LOS ANGELES • To understand how Andrew Garfield successfully made the leap from Spider- Man to holy man, it is helpful to know that when he was eight, his hero was Mahatma Gandhi.
And that one of his life goals at the time was to seek out the schoolyard bully and envelop him in a warm embrace.
"He was a brilliant terror, kind of like a mini-dictator," he recalled during a recent interview. "My first impulse was to give him a hug and a kiss and tell him he was all right, and that he didn't have to behave that way."
After a few hours of conversation with Garfield, it was evident that he sees many things deeply.
This attribute was integral to his landing starring roles in two meaty movies that are receiving awards attention this season.
The first is Mel Gibson's Hacksaw Ridge, about Desmond T. Doss, a real-life World War II hero, a Seventh- day Adventist and conscientious objector who refused to carry weaponry. The part has landed Garfield his second Golden Globe nomination.
The other is Martin Scorsese's long-awaited Silence, in which he plays a 17th-century Jesuit priest, Sebastien Rodrigues, on a mission in hostile Japan.
Both directors said Garfield possessed a moral conviction necessary for playing their protagonists, each of whom happen to be devout and forced to face down Japanese antagonists.
Garfield, 33, said he could not have done Hacksaw were it not for the intensive preparation he underwent for Silence.
For the Scorsese film, which was produced first, but released second, he spent a year under the tutelage of the Jesuit priest and author Father James Martin, praying, fasting and using a small rented West Village apartment as a quasi-monastic retreat. "I got not only a theological education, but also a deep spiritually transformative experience," Garfield said.
Lithe and nimble - not for nothing was he Spider-Man - and as finely tuned as a whippet, Garfield came across as a friendly, engaged presence, with a crackling intelligence that Gibson described as "through the roof".
Garfield met to chat at the Sunset Marquis in West Hollywood; he was in production for the coming noir thriller, Under The Silver Lake.
His casting as the webbed crusader for The Amazing Spider- Man (2012) and subsequent romance with co-star Emma Stone had catapulted him to wider fame, which he dreaded when he took the Peter Parker role.
Spider-Man had always been Garfield's favourite superhero and he said he adored the character and could not say no, even though being in such a spotlight made him cringe.
In 2015, when it was announced that another actor would be playing Spider-Man, he found himself relieved: He wanted to continue working on himself as an actor, which is not easy in a franchise.
"It's a money-making exercise and I don't know if I'm criticising that," he said. "I'm trying not to judge that."
But he had already been spreading his wings.
In 2012, he earned a Tony nomination for his performance as Biff in Broadway's Death Of A Salesman, starring Philip Seymour Hoffman and directed by Mike Nichols. The performance was recommended to Scorsese.
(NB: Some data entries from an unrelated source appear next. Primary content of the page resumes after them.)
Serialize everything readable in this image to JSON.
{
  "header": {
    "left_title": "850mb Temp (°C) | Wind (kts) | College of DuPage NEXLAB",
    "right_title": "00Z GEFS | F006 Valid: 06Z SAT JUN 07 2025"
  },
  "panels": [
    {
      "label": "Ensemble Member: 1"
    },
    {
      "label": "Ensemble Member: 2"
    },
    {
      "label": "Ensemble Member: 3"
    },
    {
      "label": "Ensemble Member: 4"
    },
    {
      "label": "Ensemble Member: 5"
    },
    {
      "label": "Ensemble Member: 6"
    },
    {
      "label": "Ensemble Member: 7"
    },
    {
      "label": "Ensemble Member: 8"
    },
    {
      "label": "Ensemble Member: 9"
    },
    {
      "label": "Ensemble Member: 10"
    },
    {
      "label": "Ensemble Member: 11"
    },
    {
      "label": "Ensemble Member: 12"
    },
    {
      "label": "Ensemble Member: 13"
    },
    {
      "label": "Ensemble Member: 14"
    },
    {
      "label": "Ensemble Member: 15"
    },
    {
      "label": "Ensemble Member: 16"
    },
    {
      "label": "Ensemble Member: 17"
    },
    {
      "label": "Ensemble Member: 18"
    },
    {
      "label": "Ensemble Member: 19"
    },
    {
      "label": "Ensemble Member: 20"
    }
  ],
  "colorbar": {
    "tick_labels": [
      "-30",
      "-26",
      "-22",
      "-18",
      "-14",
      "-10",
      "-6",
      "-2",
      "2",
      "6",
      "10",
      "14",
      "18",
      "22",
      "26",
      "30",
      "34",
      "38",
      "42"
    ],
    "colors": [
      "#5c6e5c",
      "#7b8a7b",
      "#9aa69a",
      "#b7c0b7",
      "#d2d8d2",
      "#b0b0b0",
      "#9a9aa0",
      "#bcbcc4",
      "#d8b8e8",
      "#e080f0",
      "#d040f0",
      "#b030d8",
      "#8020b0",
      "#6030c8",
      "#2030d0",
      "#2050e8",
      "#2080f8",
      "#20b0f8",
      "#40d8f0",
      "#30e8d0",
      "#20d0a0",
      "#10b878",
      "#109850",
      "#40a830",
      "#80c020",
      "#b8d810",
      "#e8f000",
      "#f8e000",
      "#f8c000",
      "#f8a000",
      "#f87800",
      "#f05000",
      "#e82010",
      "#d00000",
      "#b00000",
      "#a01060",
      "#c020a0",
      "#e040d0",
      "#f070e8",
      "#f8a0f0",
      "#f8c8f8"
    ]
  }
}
In 2013, while Garfield was in the middle of The Amazing Spider-Man 2, he found himself in an audition with Scorsese that would leave the director thrilled.
"I felt the film come alive at that point," Scorsese wrote in an e-mail. "Andrew let me know right away that he had to go deep into the role and that it had to take time - he had to live it."
The production was in 2015. Shortly after Garfield returned, he read the script for Hacksaw Ridge. It was positioned as a comeback for Gibson, who had been disgraced a decade earlier for drunkenly spewing anti-Semitic epithets.
Garfield said he read the script, wept - Doss had single-handedly rescued 75 men from a brutal battleground in Japan - and that any hesitation he might have had vanished after he asked Gibson about the controversy head-on.
Garfield is also starring in a revival of Angels In America in the West End. But his immediate future is being dictated by awards - his work in Hacksaw also landed a Screen Actors Guild award.
He will be back on red carpets, schmoozing again, a reluctant cog in the Hollywood machine.
•Hacksaw Ridge opens in Singapore on Jan 19. Silence opens on Feb 16.